Palestinian poet — by near-universal consent the national poet of Palestine and, in the judgment of many Arabic readers, the major Arabic-language poet of the second half of the 20th century. Darwish was born in the Galilean village of al-Birwa; his family fled during the 1948 war, returned illegally to find the village destroyed and replaced by Israeli settlements, and lived for years as "present-absentees" under Israeli military administration. He wrote his first published poem at twelve, for a ceremony marking the Israeli anniversary of independence, asking why the Jewish boy he was greeting was allowed to play on the beach while he was not.
The early poems of Leaves of Olives (1964) and A Lover from Palestine (1966), and above all "Identity Card" ("Write down! / I am an Arab") made him famous across the Arabic-reading world. He joined the Palestinian Communist Party, was repeatedly arrested and placed under house arrest, and in 1970 left Israel — first for Moscow, then Cairo, Beirut (where he edited the PLO journal Shuʼun Filastiniyya and lived through the 1982 Israeli siege, recorded in the astonishing prose memoir Memory for Forgetfulness), Tunis, Paris, and eventually Ramallah.
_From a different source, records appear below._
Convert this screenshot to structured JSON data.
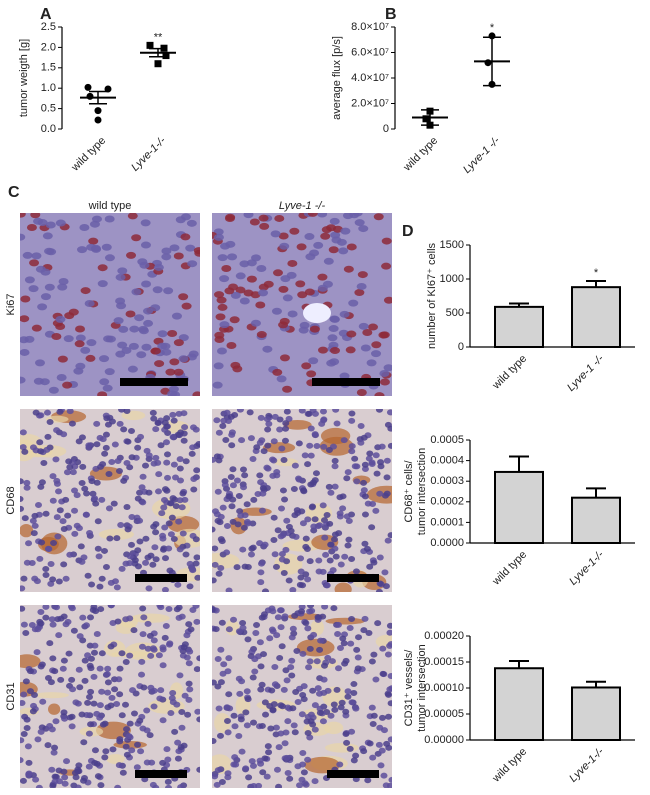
{
  "figure": {
    "panel_labels": [
      "A",
      "B",
      "C",
      "D"
    ],
    "image_columns": [
      "wild type",
      "Lyve-1 -/-"
    ],
    "image_rows": [
      "Ki67",
      "CD68",
      "CD31"
    ]
  },
  "chart_data": [
    {
      "type": "dotplot",
      "ylabel": "tumor weigth [g]",
      "categories": [
        "wild type",
        "Lyve-1-/-"
      ],
      "markers": [
        "circle",
        "square"
      ],
      "points": [
        [
          1.02,
          0.98,
          0.8,
          0.45,
          0.22
        ],
        [
          2.05,
          1.98,
          1.8,
          1.6
        ]
      ],
      "means": [
        0.77,
        1.87
      ],
      "errors": [
        0.15,
        0.1
      ],
      "annotation": "**",
      "ylim": [
        0,
        2.5
      ],
      "yticks": [
        {
          "value": 0,
          "label": "0.0"
        },
        0.5,
        {
          "value": 1,
          "label": "1.0"
        },
        1.5,
        {
          "value": 2,
          "label": "2.0"
        },
        2.5
      ]
    },
    {
      "type": "dotplot",
      "ylabel": "average flux [p/s]",
      "categories": [
        "wild type",
        "Lyve-1 -/-"
      ],
      "markers": [
        "square",
        "circle"
      ],
      "points": [
        [
          14000000,
          8000000,
          3000000
        ],
        [
          73000000,
          52000000,
          35000000
        ]
      ],
      "means": [
        9000000,
        53000000
      ],
      "errors": [
        6000000,
        19000000
      ],
      "annotation": "*",
      "ylim": [
        0,
        80000000
      ],
      "yticks": [
        0,
        {
          "value": 20000000,
          "label": "2.0×10⁷"
        },
        {
          "value": 40000000,
          "label": "4.0×10⁷"
        },
        {
          "value": 60000000,
          "label": "6.0×10⁷"
        },
        {
          "value": 80000000,
          "label": "8.0×10⁷"
        }
      ]
    },
    {
      "type": "bar",
      "ylabel": [
        "number of KI67⁺ cells"
      ],
      "categories": [
        "wild type",
        "Lyve-1 -/-"
      ],
      "values": [
        590,
        880
      ],
      "errors": [
        50,
        90
      ],
      "annotation": "*",
      "color": "#d3d3d3",
      "ylim": [
        0,
        1500
      ],
      "yticks": [
        0,
        500,
        1000,
        1500
      ]
    },
    {
      "type": "bar",
      "ylabel": [
        "CD68⁺ cells/",
        "tumor intersection"
      ],
      "categories": [
        "wild type",
        "Lyve-1-/-"
      ],
      "values": [
        0.000345,
        0.00022
      ],
      "errors": [
        7.5e-05,
        4.5e-05
      ],
      "color": "#d3d3d3",
      "ylim": [
        0,
        0.0005
      ],
      "yticks": [
        {
          "value": 0,
          "label": "0.0000"
        },
        0.0001,
        0.0002,
        0.0003,
        0.0004,
        0.0005
      ]
    },
    {
      "type": "bar",
      "ylabel": [
        "CD31⁺ vessels/",
        "tumor intersection"
      ],
      "categories": [
        "wild type",
        "Lyve-1-/-"
      ],
      "values": [
        0.000138,
        0.000101
      ],
      "errors": [
        1.4e-05,
        1.1e-05
      ],
      "color": "#d3d3d3",
      "ylim": [
        0,
        0.0002
      ],
      "yticks": [
        {
          "value": 0,
          "label": "0.00000"
        },
        5e-05,
        {
          "value": 0.0001,
          "label": "0.00010"
        },
        0.00015,
        {
          "value": 0.0002,
          "label": "0.00020"
        }
      ]
    }
  ]
}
He drafted the 1988 Palestinian Declaration of Independence; he resigned from the PLO Executive Committee in 1993 in protest over the Oslo Accords, whose terms he believed would not produce the state they promised.
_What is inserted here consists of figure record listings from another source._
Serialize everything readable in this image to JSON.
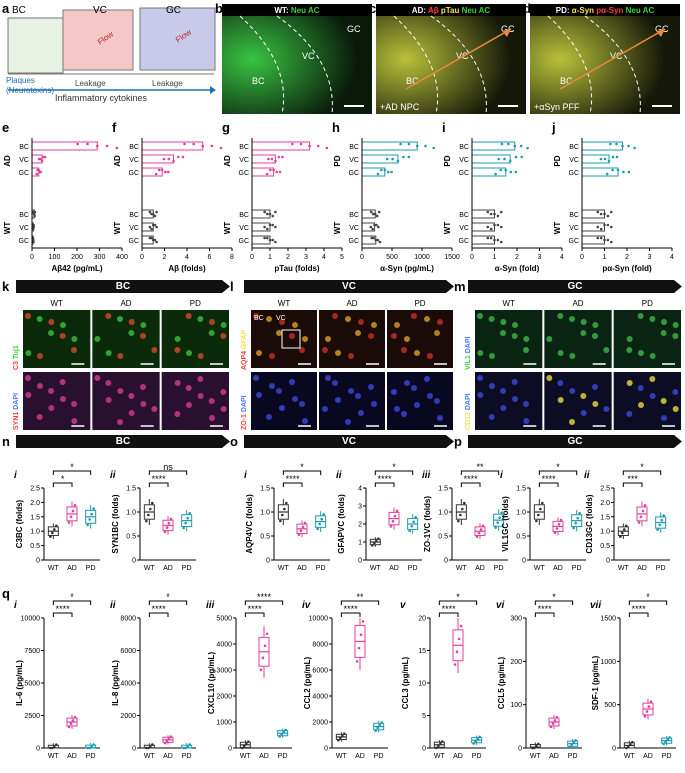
{
  "panel_a": {
    "letter": "a",
    "bc": "BC",
    "vc": "VC",
    "gc": "GC",
    "flow": "Flow",
    "plaques": "Plaques",
    "neurotoxins": "(Neurotoxins)",
    "leakage": "Leakage",
    "cytokines": "Inflammatory cytokines"
  },
  "micro_top": [
    {
      "letter": "b",
      "title_parts": [
        {
          "t": "WT:",
          "c": "#ffffff"
        },
        {
          "t": " Neu AC",
          "c": "#35d435"
        }
      ],
      "labels": [
        "BC",
        "VC",
        "GC"
      ],
      "note": ""
    },
    {
      "letter": "c",
      "title_parts": [
        {
          "t": "AD:",
          "c": "#ffffff"
        },
        {
          "t": " Aβ",
          "c": "#ff4040"
        },
        {
          "t": " pTau",
          "c": "#ffe24a"
        },
        {
          "t": " Neu AC",
          "c": "#35d435"
        }
      ],
      "labels": [
        "BC",
        "VC",
        "GC"
      ],
      "note": "+AD NPC"
    },
    {
      "letter": "d",
      "title_parts": [
        {
          "t": "PD:",
          "c": "#ffffff"
        },
        {
          "t": " α-Syn",
          "c": "#ffe24a"
        },
        {
          "t": " pα-Syn",
          "c": "#ff4040"
        },
        {
          "t": " Neu AC",
          "c": "#35d435"
        }
      ],
      "labels": [
        "BC",
        "VC",
        "GC"
      ],
      "note": "+αSyn PFF"
    }
  ],
  "bar_panels": [
    {
      "letter": "e",
      "group_top": "AD",
      "group_bottom": "WT",
      "xlabel": "Aβ42 (pg/mL)",
      "ticks": [
        "0",
        "100",
        "200",
        "300",
        "400"
      ],
      "color": "#e0409a"
    },
    {
      "letter": "f",
      "group_top": "AD",
      "group_bottom": "WT",
      "xlabel": "Aβ (folds)",
      "ticks": [
        "0",
        "2",
        "4",
        "6",
        "8"
      ],
      "color": "#e0409a"
    },
    {
      "letter": "g",
      "group_top": "AD",
      "group_bottom": "WT",
      "xlabel": "pTau (folds)",
      "ticks": [
        "0",
        "1",
        "2",
        "3",
        "4",
        "5"
      ],
      "color": "#e0409a"
    },
    {
      "letter": "h",
      "group_top": "PD",
      "group_bottom": "WT",
      "xlabel": "α-Syn (pg/mL)",
      "ticks": [
        "0",
        "500",
        "1000",
        "1500"
      ],
      "color": "#1e9ab0"
    },
    {
      "letter": "i",
      "group_top": "PD",
      "group_bottom": "WT",
      "xlabel": "α-Syn (fold)",
      "ticks": [
        "0",
        "1",
        "2",
        "3",
        "4"
      ],
      "color": "#1e9ab0"
    },
    {
      "letter": "j",
      "group_top": "PD",
      "group_bottom": "WT",
      "xlabel": "pα-Syn (fold)",
      "ticks": [
        "0",
        "1",
        "2",
        "3",
        "4"
      ],
      "color": "#1e9ab0"
    }
  ],
  "row_labels": [
    "BC",
    "VC",
    "GC"
  ],
  "chart_data": [
    {
      "type": "bar",
      "panel": "e",
      "categories": [
        "BC",
        "VC",
        "GC"
      ],
      "series": [
        {
          "name": "AD",
          "values": [
            290,
            45,
            30
          ]
        },
        {
          "name": "WT",
          "values": [
            10,
            6,
            5
          ]
        }
      ],
      "xlabel": "Aβ42 (pg/mL)",
      "xlim": [
        0,
        400
      ]
    },
    {
      "type": "bar",
      "panel": "f",
      "categories": [
        "BC",
        "VC",
        "GC"
      ],
      "series": [
        {
          "name": "AD",
          "values": [
            5.4,
            2.8,
            1.8
          ]
        },
        {
          "name": "WT",
          "values": [
            1,
            1,
            1
          ]
        }
      ],
      "xlabel": "Aβ (folds)",
      "xlim": [
        0,
        8
      ]
    },
    {
      "type": "bar",
      "panel": "g",
      "categories": [
        "BC",
        "VC",
        "GC"
      ],
      "series": [
        {
          "name": "AD",
          "values": [
            3.2,
            1.3,
            1.2
          ]
        },
        {
          "name": "WT",
          "values": [
            1,
            1,
            1
          ]
        }
      ],
      "xlabel": "pTau (folds)",
      "xlim": [
        0,
        5
      ]
    },
    {
      "type": "bar",
      "panel": "h",
      "categories": [
        "BC",
        "VC",
        "GC"
      ],
      "series": [
        {
          "name": "PD",
          "values": [
            920,
            600,
            380
          ]
        },
        {
          "name": "WT",
          "values": [
            220,
            210,
            230
          ]
        }
      ],
      "xlabel": "α-Syn (pg/mL)",
      "xlim": [
        0,
        1500
      ]
    },
    {
      "type": "bar",
      "panel": "i",
      "categories": [
        "BC",
        "VC",
        "GC"
      ],
      "series": [
        {
          "name": "PD",
          "values": [
            1.9,
            1.7,
            1.5
          ]
        },
        {
          "name": "WT",
          "values": [
            1,
            1,
            1
          ]
        }
      ],
      "xlabel": "α-Syn (fold)",
      "xlim": [
        0,
        4
      ]
    },
    {
      "type": "bar",
      "panel": "j",
      "categories": [
        "BC",
        "VC",
        "GC"
      ],
      "series": [
        {
          "name": "PD",
          "values": [
            1.8,
            1.2,
            1.6
          ]
        },
        {
          "name": "WT",
          "values": [
            1,
            1,
            1
          ]
        }
      ],
      "xlabel": "pα-Syn (fold)",
      "xlim": [
        0,
        4
      ]
    },
    {
      "type": "box",
      "panel": "n-i",
      "categories": [
        "WT",
        "AD",
        "PD"
      ],
      "values": [
        1.0,
        1.6,
        1.5
      ],
      "ylabel": "C3BC (folds)",
      "ylim": [
        0,
        2.5
      ],
      "ticks": [
        "0",
        "0.5",
        "1.0",
        "1.5",
        "2.0",
        "2.5"
      ]
    },
    {
      "type": "box",
      "panel": "n-ii",
      "categories": [
        "WT",
        "AD",
        "PD"
      ],
      "values": [
        1.0,
        0.72,
        0.82
      ],
      "ylabel": "SYN1BC (folds)",
      "ylim": [
        0,
        1.5
      ],
      "ticks": [
        "0",
        "0.5",
        "1.0",
        "1.5"
      ]
    },
    {
      "type": "box",
      "panel": "o-i",
      "categories": [
        "WT",
        "AD",
        "PD"
      ],
      "values": [
        1.0,
        0.65,
        0.8
      ],
      "ylabel": "AQP4VC (folds)",
      "ylim": [
        0,
        1.5
      ],
      "ticks": [
        "0",
        "0.5",
        "1.0",
        "1.5"
      ]
    },
    {
      "type": "box",
      "panel": "o-ii",
      "categories": [
        "WT",
        "AD",
        "PD"
      ],
      "values": [
        1.0,
        2.3,
        2.0
      ],
      "ylabel": "GFAPVC (folds)",
      "ylim": [
        0,
        4
      ],
      "ticks": [
        "0",
        "1",
        "2",
        "3",
        "4"
      ]
    },
    {
      "type": "box",
      "panel": "o-iii",
      "categories": [
        "WT",
        "AD",
        "PD"
      ],
      "values": [
        1.0,
        0.6,
        0.83
      ],
      "ylabel": "ZO-1VC (folds)",
      "ylim": [
        0,
        1.5
      ],
      "ticks": [
        "0",
        "0.5",
        "1.0",
        "1.5"
      ]
    },
    {
      "type": "box",
      "panel": "p-i",
      "categories": [
        "WT",
        "AD",
        "PD"
      ],
      "values": [
        1.0,
        0.7,
        0.82
      ],
      "ylabel": "VIL1GC (folds)",
      "ylim": [
        0,
        1.5
      ],
      "ticks": [
        "0",
        "0.5",
        "1.0",
        "1.5"
      ]
    },
    {
      "type": "box",
      "panel": "p-ii",
      "categories": [
        "WT",
        "AD",
        "PD"
      ],
      "values": [
        1.0,
        1.6,
        1.3
      ],
      "ylabel": "CD13GC (folds)",
      "ylim": [
        0,
        2.5
      ],
      "ticks": [
        "0",
        "0.5",
        "1.0",
        "1.5",
        "2.0",
        "2.5"
      ]
    },
    {
      "type": "box",
      "panel": "q-i",
      "categories": [
        "WT",
        "AD",
        "PD"
      ],
      "values": [
        10,
        2000,
        20
      ],
      "ylabel": "IL-6 (pg/mL)",
      "ylim": [
        0,
        10000
      ],
      "ticks": [
        "0",
        "2500",
        "5000",
        "7500",
        "10000"
      ]
    },
    {
      "type": "box",
      "panel": "q-ii",
      "categories": [
        "WT",
        "AD",
        "PD"
      ],
      "values": [
        10,
        500,
        10
      ],
      "ylabel": "IL-8 (pg/mL)",
      "ylim": [
        0,
        8000
      ],
      "ticks": [
        "0",
        "2000",
        "4000",
        "6000",
        "8000"
      ]
    },
    {
      "type": "box",
      "panel": "q-iii",
      "categories": [
        "WT",
        "AD",
        "PD"
      ],
      "values": [
        120,
        3700,
        570
      ],
      "ylabel": "CXCL10 (pg/mL)",
      "ylim": [
        0,
        5000
      ],
      "ticks": [
        "0",
        "1000",
        "2000",
        "3000",
        "4000",
        "5000"
      ]
    },
    {
      "type": "box",
      "panel": "q-iv",
      "categories": [
        "WT",
        "AD",
        "PD"
      ],
      "values": [
        850,
        8200,
        1650
      ],
      "ylabel": "CCL2 (pg/mL)",
      "ylim": [
        0,
        10000
      ],
      "ticks": [
        "0",
        "2000",
        "4000",
        "6000",
        "8000",
        "10000"
      ]
    },
    {
      "type": "box",
      "panel": "q-v",
      "categories": [
        "WT",
        "AD",
        "PD"
      ],
      "values": [
        0.5,
        15.8,
        1.2
      ],
      "ylabel": "CCL3 (pg/mL)",
      "ylim": [
        0,
        20
      ],
      "ticks": [
        "0",
        "5",
        "10",
        "15",
        "20"
      ]
    },
    {
      "type": "box",
      "panel": "q-vi",
      "categories": [
        "WT",
        "AD",
        "PD"
      ],
      "values": [
        2,
        60,
        10
      ],
      "ylabel": "CCL5 (pg/mL)",
      "ylim": [
        0,
        300
      ],
      "ticks": [
        "0",
        "100",
        "200",
        "300"
      ]
    },
    {
      "type": "box",
      "panel": "q-vii",
      "categories": [
        "WT",
        "AD",
        "PD"
      ],
      "values": [
        30,
        450,
        85
      ],
      "ylabel": "SDF-1 (pg/mL)",
      "ylim": [
        0,
        1500
      ],
      "ticks": [
        "0",
        "500",
        "1000",
        "1500"
      ]
    }
  ],
  "banners_k": [
    {
      "letter": "k",
      "title": "BC"
    },
    {
      "letter": "l",
      "title": "VC"
    },
    {
      "letter": "m",
      "title": "GC"
    }
  ],
  "cond_labels": [
    "WT",
    "AD",
    "PD"
  ],
  "k_stains": {
    "top": [
      {
        "t": "C3",
        "c": "#ff4040"
      },
      {
        "t": " Tuj1",
        "c": "#35d435"
      }
    ],
    "bottom": [
      {
        "t": "SYN1",
        "c": "#ff4040"
      },
      {
        "t": " DAPI",
        "c": "#4a7bff"
      }
    ]
  },
  "l_stains": {
    "top": [
      {
        "t": "AQP4",
        "c": "#ff4040"
      },
      {
        "t": " GFAP",
        "c": "#ffe24a"
      }
    ],
    "bottom": [
      {
        "t": "ZO-1",
        "c": "#ff4040"
      },
      {
        "t": " DAPI",
        "c": "#4a7bff"
      }
    ]
  },
  "m_stains": {
    "top": [
      {
        "t": "VIL1",
        "c": "#35d435"
      },
      {
        "t": " DAPI",
        "c": "#4a7bff"
      }
    ],
    "bottom": [
      {
        "t": "CD13",
        "c": "#ffe24a"
      },
      {
        "t": " DAPI",
        "c": "#4a7bff"
      }
    ]
  },
  "l_inset_labels": {
    "bc": "BC",
    "vc": "VC"
  },
  "banners_n": [
    {
      "letter": "n",
      "title": "BC"
    },
    {
      "letter": "o",
      "title": "VC"
    },
    {
      "letter": "p",
      "title": "GC"
    }
  ],
  "sig_n": [
    {
      "roman": "i",
      "sig": [
        "*",
        "*"
      ]
    },
    {
      "roman": "ii",
      "sig": [
        "****",
        "ns"
      ]
    },
    {
      "roman": "i",
      "sig": [
        "****",
        "*"
      ]
    },
    {
      "roman": "ii",
      "sig": [
        "****",
        "*"
      ]
    },
    {
      "roman": "iii",
      "sig": [
        "****",
        "**"
      ]
    },
    {
      "roman": "i",
      "sig": [
        "****",
        "*"
      ]
    },
    {
      "roman": "ii",
      "sig": [
        "***",
        "*"
      ]
    }
  ],
  "q_letter": "q",
  "sig_q": [
    {
      "roman": "i",
      "sig": [
        "****",
        "*"
      ]
    },
    {
      "roman": "ii",
      "sig": [
        "****",
        "*"
      ]
    },
    {
      "roman": "iii",
      "sig": [
        "****",
        "****"
      ]
    },
    {
      "roman": "iv",
      "sig": [
        "****",
        "**"
      ]
    },
    {
      "roman": "v",
      "sig": [
        "****",
        "*"
      ]
    },
    {
      "roman": "vi",
      "sig": [
        "****",
        "*"
      ]
    },
    {
      "roman": "vii",
      "sig": [
        "****",
        "*"
      ]
    }
  ]
}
The later poetry turned from direct political witness toward a more meditative, formally ambitious voice — Why Did You Leave the Horse Alone? (1995), Mural (2000, written in response to his 1998 heart surgery), The Butterfly's Burden (2008), Almond Blossoms and Beyond (2008). His readings drew tens of thousands; his funeral in Ramallah was among the largest Palestinian gatherings since the death of Arafat. Edward Said, his friend and champion in English, did as much as anyone to bring him to Anglophone readers.